Why Qdrant over others (brief):
- Performance/Latency: Native HNSW/IVF optimizations, quantization, payload filters; consistent sub‑ms to low‑ms neighbor lookups at our scale.
- Operational Simplicity: Single binary, straightforward clustering & sharding; clean gRPC/REST APIs; easy schema with payloads/filters.
- Recall/Quality: High recall with tunable M/multi‑vector; supports re‑ranking integration cleanly.
- Cost Efficiency: Purpose‑built vector engine → lower compute & storage vs general DBs.
- Ecosystem: Strong SDKs; smooth integration with LangChain/LlamaIndex.
Compared to alternatives:
- pgvector (Postgres extension): excellent for small to medium corpora or when you already depend on Postgres; however, vector search competes with OLTP resources and scales less gracefully for 10M+ vectors or tight p95 SLAs.
- Milvus/Weaviate: solid options but introduce more moving parts (meta services/operators) and typically heavier operational footprint than Qdrant for our needs.
Conclusion: Qdrant gives the best latency/recall/cost trade‑off for a dedicated vector workload at scale, while keeping ops lean.

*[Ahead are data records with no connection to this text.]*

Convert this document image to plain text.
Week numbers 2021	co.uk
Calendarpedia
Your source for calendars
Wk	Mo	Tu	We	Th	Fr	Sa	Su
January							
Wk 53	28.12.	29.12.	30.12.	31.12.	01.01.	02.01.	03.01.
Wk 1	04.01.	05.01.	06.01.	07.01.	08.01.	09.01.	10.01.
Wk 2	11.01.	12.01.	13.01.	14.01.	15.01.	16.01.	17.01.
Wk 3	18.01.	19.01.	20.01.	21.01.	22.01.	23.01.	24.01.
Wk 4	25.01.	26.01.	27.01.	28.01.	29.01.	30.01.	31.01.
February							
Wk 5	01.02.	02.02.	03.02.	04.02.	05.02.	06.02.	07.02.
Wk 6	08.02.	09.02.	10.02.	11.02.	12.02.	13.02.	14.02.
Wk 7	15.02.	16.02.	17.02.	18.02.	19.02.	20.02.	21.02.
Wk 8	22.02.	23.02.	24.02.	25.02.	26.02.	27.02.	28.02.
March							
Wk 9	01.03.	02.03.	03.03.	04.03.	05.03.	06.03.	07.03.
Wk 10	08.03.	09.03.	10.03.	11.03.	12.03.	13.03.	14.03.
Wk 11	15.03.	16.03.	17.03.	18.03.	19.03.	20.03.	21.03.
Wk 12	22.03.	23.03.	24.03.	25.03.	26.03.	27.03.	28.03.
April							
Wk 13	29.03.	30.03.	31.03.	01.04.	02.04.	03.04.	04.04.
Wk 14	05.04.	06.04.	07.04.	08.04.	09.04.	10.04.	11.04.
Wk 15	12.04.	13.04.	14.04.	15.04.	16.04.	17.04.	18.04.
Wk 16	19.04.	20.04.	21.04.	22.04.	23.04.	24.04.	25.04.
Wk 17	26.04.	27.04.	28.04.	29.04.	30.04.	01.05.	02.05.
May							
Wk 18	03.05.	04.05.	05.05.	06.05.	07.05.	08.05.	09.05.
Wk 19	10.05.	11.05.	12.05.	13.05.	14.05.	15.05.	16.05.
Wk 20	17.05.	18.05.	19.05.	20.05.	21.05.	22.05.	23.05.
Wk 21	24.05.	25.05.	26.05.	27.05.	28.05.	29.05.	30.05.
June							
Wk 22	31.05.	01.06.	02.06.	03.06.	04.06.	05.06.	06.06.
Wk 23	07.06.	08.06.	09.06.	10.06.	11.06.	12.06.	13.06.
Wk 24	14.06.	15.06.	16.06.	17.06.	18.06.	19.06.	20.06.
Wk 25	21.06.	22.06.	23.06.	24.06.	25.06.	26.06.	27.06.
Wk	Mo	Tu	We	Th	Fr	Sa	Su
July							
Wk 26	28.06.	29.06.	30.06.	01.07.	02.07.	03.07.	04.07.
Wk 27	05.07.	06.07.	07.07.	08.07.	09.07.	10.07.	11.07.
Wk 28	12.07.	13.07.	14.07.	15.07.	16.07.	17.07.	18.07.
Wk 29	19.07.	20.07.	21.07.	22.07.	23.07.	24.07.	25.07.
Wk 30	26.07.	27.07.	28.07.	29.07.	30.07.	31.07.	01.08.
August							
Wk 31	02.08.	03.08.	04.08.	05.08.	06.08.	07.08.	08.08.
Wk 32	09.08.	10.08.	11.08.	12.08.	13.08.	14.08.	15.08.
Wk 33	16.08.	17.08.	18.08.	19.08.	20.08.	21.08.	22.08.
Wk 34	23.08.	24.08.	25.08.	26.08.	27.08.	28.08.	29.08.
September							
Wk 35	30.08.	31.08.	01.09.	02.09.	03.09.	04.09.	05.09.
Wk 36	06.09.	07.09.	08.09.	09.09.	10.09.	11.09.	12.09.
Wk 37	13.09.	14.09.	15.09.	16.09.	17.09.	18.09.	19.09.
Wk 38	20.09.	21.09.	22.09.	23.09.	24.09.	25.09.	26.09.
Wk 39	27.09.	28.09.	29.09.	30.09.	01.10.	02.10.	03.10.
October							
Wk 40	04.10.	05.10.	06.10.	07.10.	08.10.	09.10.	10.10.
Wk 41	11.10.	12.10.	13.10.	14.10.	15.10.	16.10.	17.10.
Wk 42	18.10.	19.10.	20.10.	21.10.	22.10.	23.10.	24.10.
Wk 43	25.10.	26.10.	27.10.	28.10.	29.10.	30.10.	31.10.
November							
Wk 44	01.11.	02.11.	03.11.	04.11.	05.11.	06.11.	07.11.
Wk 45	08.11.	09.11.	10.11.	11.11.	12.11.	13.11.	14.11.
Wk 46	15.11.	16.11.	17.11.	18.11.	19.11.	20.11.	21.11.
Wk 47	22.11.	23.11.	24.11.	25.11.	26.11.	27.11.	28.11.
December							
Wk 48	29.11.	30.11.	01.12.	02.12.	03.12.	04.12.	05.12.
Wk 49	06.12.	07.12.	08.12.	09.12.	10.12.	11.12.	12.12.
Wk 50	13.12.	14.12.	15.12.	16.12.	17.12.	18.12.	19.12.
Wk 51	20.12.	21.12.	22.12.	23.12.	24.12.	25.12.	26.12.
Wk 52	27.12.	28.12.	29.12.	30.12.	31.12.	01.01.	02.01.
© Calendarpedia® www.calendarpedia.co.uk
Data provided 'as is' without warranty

8) Real‑Time Internet Search (Tools)
- Primary: Tavily API (reliable SERP + page summaries) with response caching.
- Fallback: Bing Web Search API.
- Policy: Router only triggers web search for fresh facts (dates, news, policy changes). Results summarized and grounded with citations.
9) Data & Storage
- Content: textbooks, notes, exemplar solutions, policy docs → chunked & embedded (instructor‑approved).
- Embeddings: high‑dim model (e.g., instructor‑grade embedding) stored in Qdrant with payload filters (subject, grade, topic, difficulty).
- Cold storage: S3; metadata catalog via Glue; analytic warehouse in Redshift.
10) Deployment & Sizing
- Inference: Mixtral 8×7B FT served on GPU instances (or Bedrock custom) with 4‑bit quantization for low latency; autoscale via K8s/EKS or serverless endpoints.
- Retriever: Qdrant cluster sized to corpus; replication factor 2; SSD‑backed volumes.
- ETL: Glue jobs for chunking/embedding refresh; CI/CD for prompt & adapter versions.
- Monitoring: CloudWatch/Prometheus; p95 latency SLOs; error budgets per route.
11) Security & Guardrails
- IAM‑scoped access; per‑tenant isolation of payload filters.
- Bedrock/guardrails or prompt‑layer filters to keep within academic domain.
- PII scrubbing at ingest; audit logs for queries, retrieved docs, and answer traces.
12) KPIs & Target SLAs
- Accuracy (exact/partial) on math/physics sets.
- Groundedness (citation overlap) for FETCH route.
- Routing efficiency: % THINK vs FETCH, cost per 100 queries.
- Latency: p50/p95 for router, retriever, generator.
- User outcomes: session length, retention, uplift in mock scores.
13) Risks & Mitigations
- Over‑routing to THINK → add penalties in training; require citations for certain intents.
- Curriculum drift → scheduled re‑embed & retrain; content freshness checks.
- Vector bloat → dedupe, HNSW parameters tuning, periodic garbage collection.
- Cost creep → strict budgets; autoscaling; LoRA refresh vs full FT.